Mais avant de trouver preneur-se, certains dons doivent passer par les étapes nettoyage, réparation et/ou revalorisation. Direction l’étage, où se trouvent les ateliers dédiés. L’atelier informatique nous plonge dans un univers de film de science-fiction : toutes les étagères sont jonchées de claviers, moniteurs, souris et câbles qui serpentent sur les murs. Dans la pièce d’à côté, les objets en bois reprennent vie et ce de manière parfois…surprenante, en témoigne ce meuble jaune vif composé de deux chaises collées. En tout, ce sont 12 salarié-es, 5 volontaires en service civique et une trentaine de bénévoles qui font tourner cette immense machine qu’est le Poulpe. Et à entendre les “Salut Juliette !”, “Coucou Emilie !” et “Comment vont les enfants ?” qui fusent durant notre visite, on devine que tout ce petit monde s’entend bien. L’afrobeat et le R&B qui sortent des enceintes participent à cette bonne ambiance.

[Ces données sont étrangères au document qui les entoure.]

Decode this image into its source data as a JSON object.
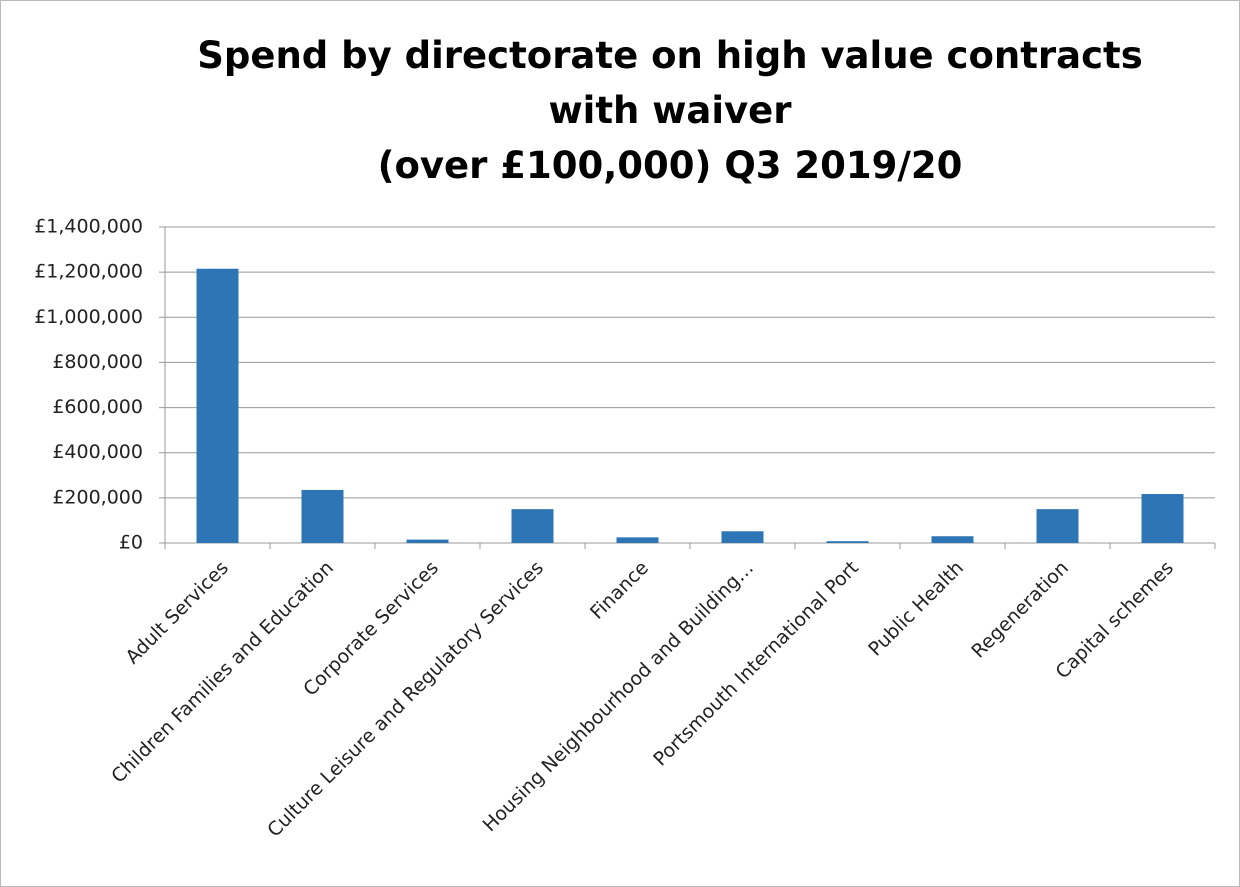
{
  "chart_data": {
    "type": "bar",
    "title": "Spend by directorate on high value contracts with waiver\n(over £100,000) Q3 2019/20",
    "categories": [
      "Adult Services",
      "Children Families and Education",
      "Corporate Services",
      "Culture Leisure and Regulatory Services",
      "Finance",
      "Housing Neighbourhood and Building…",
      "Portsmouth International Port",
      "Public Health",
      "Regeneration",
      "Capital schemes"
    ],
    "values": [
      1215000,
      235000,
      15000,
      150000,
      25000,
      52000,
      8000,
      30000,
      150000,
      217000
    ],
    "color": "#2e75b6",
    "ylim": [
      0,
      1400000
    ],
    "yticks": [
      {
        "value": 0,
        "label": "£0"
      },
      {
        "value": 200000,
        "label": "£200,000"
      },
      {
        "value": 400000,
        "label": "£400,000"
      },
      {
        "value": 600000,
        "label": "£600,000"
      },
      {
        "value": 800000,
        "label": "£800,000"
      },
      {
        "value": 1000000,
        "label": "£1,000,000"
      },
      {
        "value": 1200000,
        "label": "£1,200,000"
      },
      {
        "value": 1400000,
        "label": "£1,400,000"
      }
    ],
    "grid": true
  }
}
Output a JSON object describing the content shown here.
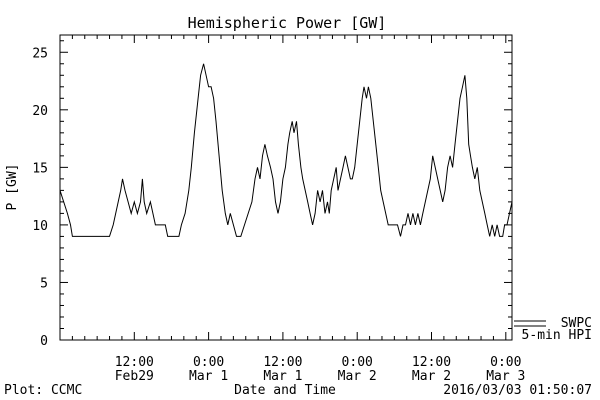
{
  "chart_data": {
    "type": "line",
    "title": "Hemispheric Power [GW]",
    "xlabel": "Date and Time",
    "ylabel": "P [GW]",
    "ylim": [
      0,
      26.5
    ],
    "yticks": [
      0,
      5,
      10,
      15,
      20,
      25
    ],
    "xlim_hours": [
      0,
      73
    ],
    "xticks": [
      {
        "hour": 12,
        "line1": "12:00",
        "line2": "Feb29"
      },
      {
        "hour": 24,
        "line1": "0:00",
        "line2": "Mar 1"
      },
      {
        "hour": 36,
        "line1": "12:00",
        "line2": "Mar 1"
      },
      {
        "hour": 48,
        "line1": "0:00",
        "line2": "Mar 2"
      },
      {
        "hour": 60,
        "line1": "12:00",
        "line2": "Mar 2"
      },
      {
        "hour": 72,
        "line1": "0:00",
        "line2": "Mar 3"
      }
    ],
    "legend": {
      "position": "bottom-right",
      "entries": [
        "SWPC",
        "5-min HPI"
      ]
    },
    "series": [
      {
        "name": "5-min HPI",
        "color": "#000000",
        "points": [
          [
            0,
            13
          ],
          [
            0.6,
            12
          ],
          [
            1.2,
            11
          ],
          [
            1.7,
            10
          ],
          [
            2,
            9
          ],
          [
            8,
            9
          ],
          [
            8.6,
            10
          ],
          [
            9,
            11
          ],
          [
            9.4,
            12
          ],
          [
            9.8,
            13
          ],
          [
            10.1,
            14
          ],
          [
            10.5,
            13
          ],
          [
            11,
            12
          ],
          [
            11.5,
            11
          ],
          [
            12,
            12
          ],
          [
            12.5,
            11
          ],
          [
            13,
            12
          ],
          [
            13.3,
            14
          ],
          [
            13.6,
            12
          ],
          [
            14,
            11
          ],
          [
            14.6,
            12
          ],
          [
            15,
            11
          ],
          [
            15.4,
            10
          ],
          [
            17,
            10
          ],
          [
            17.4,
            9
          ],
          [
            19,
            9
          ],
          [
            19.2,
            9
          ],
          [
            19.6,
            10
          ],
          [
            20.2,
            11
          ],
          [
            20.8,
            13
          ],
          [
            21.2,
            15
          ],
          [
            21.7,
            18
          ],
          [
            22.3,
            21
          ],
          [
            22.7,
            23
          ],
          [
            23.2,
            24
          ],
          [
            23.6,
            23
          ],
          [
            24,
            22
          ],
          [
            24.4,
            22
          ],
          [
            24.8,
            21
          ],
          [
            25.2,
            19
          ],
          [
            25.7,
            16
          ],
          [
            26.2,
            13
          ],
          [
            26.7,
            11
          ],
          [
            27.1,
            10
          ],
          [
            27.5,
            11
          ],
          [
            28,
            10
          ],
          [
            28.5,
            9
          ],
          [
            29.2,
            9
          ],
          [
            29.8,
            10
          ],
          [
            30.4,
            11
          ],
          [
            31,
            12
          ],
          [
            31.5,
            14
          ],
          [
            31.9,
            15
          ],
          [
            32.3,
            14
          ],
          [
            32.7,
            16
          ],
          [
            33.1,
            17
          ],
          [
            33.5,
            16
          ],
          [
            34,
            15
          ],
          [
            34.4,
            14
          ],
          [
            34.8,
            12
          ],
          [
            35.2,
            11
          ],
          [
            35.6,
            12
          ],
          [
            36,
            14
          ],
          [
            36.4,
            15
          ],
          [
            36.8,
            17
          ],
          [
            37.1,
            18
          ],
          [
            37.5,
            19
          ],
          [
            37.8,
            18
          ],
          [
            38.2,
            19
          ],
          [
            38.5,
            17
          ],
          [
            38.9,
            15
          ],
          [
            39.2,
            14
          ],
          [
            39.6,
            13
          ],
          [
            40,
            12
          ],
          [
            40.4,
            11
          ],
          [
            40.8,
            10
          ],
          [
            41.2,
            11
          ],
          [
            41.6,
            13
          ],
          [
            42,
            12
          ],
          [
            42.4,
            13
          ],
          [
            42.8,
            11
          ],
          [
            43.2,
            12
          ],
          [
            43.5,
            11
          ],
          [
            43.8,
            13
          ],
          [
            44.2,
            14
          ],
          [
            44.6,
            15
          ],
          [
            44.9,
            13
          ],
          [
            45.3,
            14
          ],
          [
            45.7,
            15
          ],
          [
            46.1,
            16
          ],
          [
            46.5,
            15
          ],
          [
            46.9,
            14
          ],
          [
            47.2,
            14
          ],
          [
            47.6,
            15
          ],
          [
            48,
            17
          ],
          [
            48.4,
            19
          ],
          [
            48.8,
            21
          ],
          [
            49.1,
            22
          ],
          [
            49.5,
            21
          ],
          [
            49.8,
            22
          ],
          [
            50.2,
            21
          ],
          [
            50.6,
            19
          ],
          [
            51,
            17
          ],
          [
            51.4,
            15
          ],
          [
            51.8,
            13
          ],
          [
            52.2,
            12
          ],
          [
            52.6,
            11
          ],
          [
            53,
            10
          ],
          [
            54.5,
            10
          ],
          [
            55,
            9
          ],
          [
            55.4,
            10
          ],
          [
            55.8,
            10
          ],
          [
            56.2,
            11
          ],
          [
            56.6,
            10
          ],
          [
            57,
            11
          ],
          [
            57.4,
            10
          ],
          [
            57.8,
            11
          ],
          [
            58.2,
            10
          ],
          [
            58.6,
            11
          ],
          [
            59,
            12
          ],
          [
            59.4,
            13
          ],
          [
            59.8,
            14
          ],
          [
            60.2,
            16
          ],
          [
            60.6,
            15
          ],
          [
            61,
            14
          ],
          [
            61.4,
            13
          ],
          [
            61.8,
            12
          ],
          [
            62.2,
            13
          ],
          [
            62.6,
            15
          ],
          [
            63,
            16
          ],
          [
            63.4,
            15
          ],
          [
            63.8,
            17
          ],
          [
            64.2,
            19
          ],
          [
            64.6,
            21
          ],
          [
            65,
            22
          ],
          [
            65.4,
            23
          ],
          [
            65.7,
            21
          ],
          [
            66,
            17
          ],
          [
            66.3,
            16
          ],
          [
            66.6,
            15
          ],
          [
            67,
            14
          ],
          [
            67.4,
            15
          ],
          [
            67.8,
            13
          ],
          [
            68.2,
            12
          ],
          [
            68.6,
            11
          ],
          [
            69,
            10
          ],
          [
            69.4,
            9
          ],
          [
            69.8,
            10
          ],
          [
            70.2,
            9
          ],
          [
            70.6,
            10
          ],
          [
            71,
            9
          ],
          [
            71.5,
            9
          ],
          [
            71.8,
            10
          ],
          [
            72.2,
            10
          ],
          [
            72.6,
            11
          ],
          [
            73,
            12
          ]
        ]
      },
      {
        "name": "SWPC",
        "color": "#000000",
        "points": []
      }
    ]
  },
  "footer": {
    "left": "Plot: CCMC",
    "right": "2016/03/03 01:50:07"
  }
}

Le mardi, le Poulpe est fermé au public : c’est le jour du vestiaire solidaire. “Les personnes en situation de grande précarité peuvent prendre une douche, avoir accès à des produits d’hygiène et se servir en vêtements, en couvertures, en duvets.”, explique l’administratrice. “Où peut-on placer une douche dans un lieu si chargé ?”, vous demandez-vous ? A l’étage également ! Là où se trouve la salle d’animation : “ On loue cette salle à des associations qui ont besoin d’un lieu. Par exemple, le mercredi et le samedi midi, il y a des cours de yoga ici. Certains prestataires organisent des ateliers à prix libres et nous reversent ensuite une partie de leurs recettes.”
Des ateliers ont aussi lieu au café du Poulpe, situé au rez-de-chaussé, à côté de l’entrée (vous suivez ?) : “Il y a des ateliers pour apprendre à réparer des bijoux par exemple ou des ateliers de dessin. Le café est ouvert du mercredi au samedi et tous les vendredis soirs, il y a un concert.” Et parfois, ils ont même lieu à l’extérieur : “Du printemps à l’automne, on va en pied d’immeubles avec notre camion. On y propose des ateliers de maroquinerie avec des chutes de tissus, par exemple. C’est intéressant parce qu’on va voir directement les gens”, s’enthousiasme Emilie. Ce camion sert aussi de ressourcerie ambulante : les habitant-es des résidences peuvent y déposer leurs anciens vêtements, jouets ou meubles.
Autant de projets qui donnent du crédit aux valeurs affichées par l’association. “L’écologie sans lutte des classes, c’est du jardinage” : quand on quitte les lieux, on a bien compris que la maxime revendiquée par le Poulpe, ce n’est pas que des mots.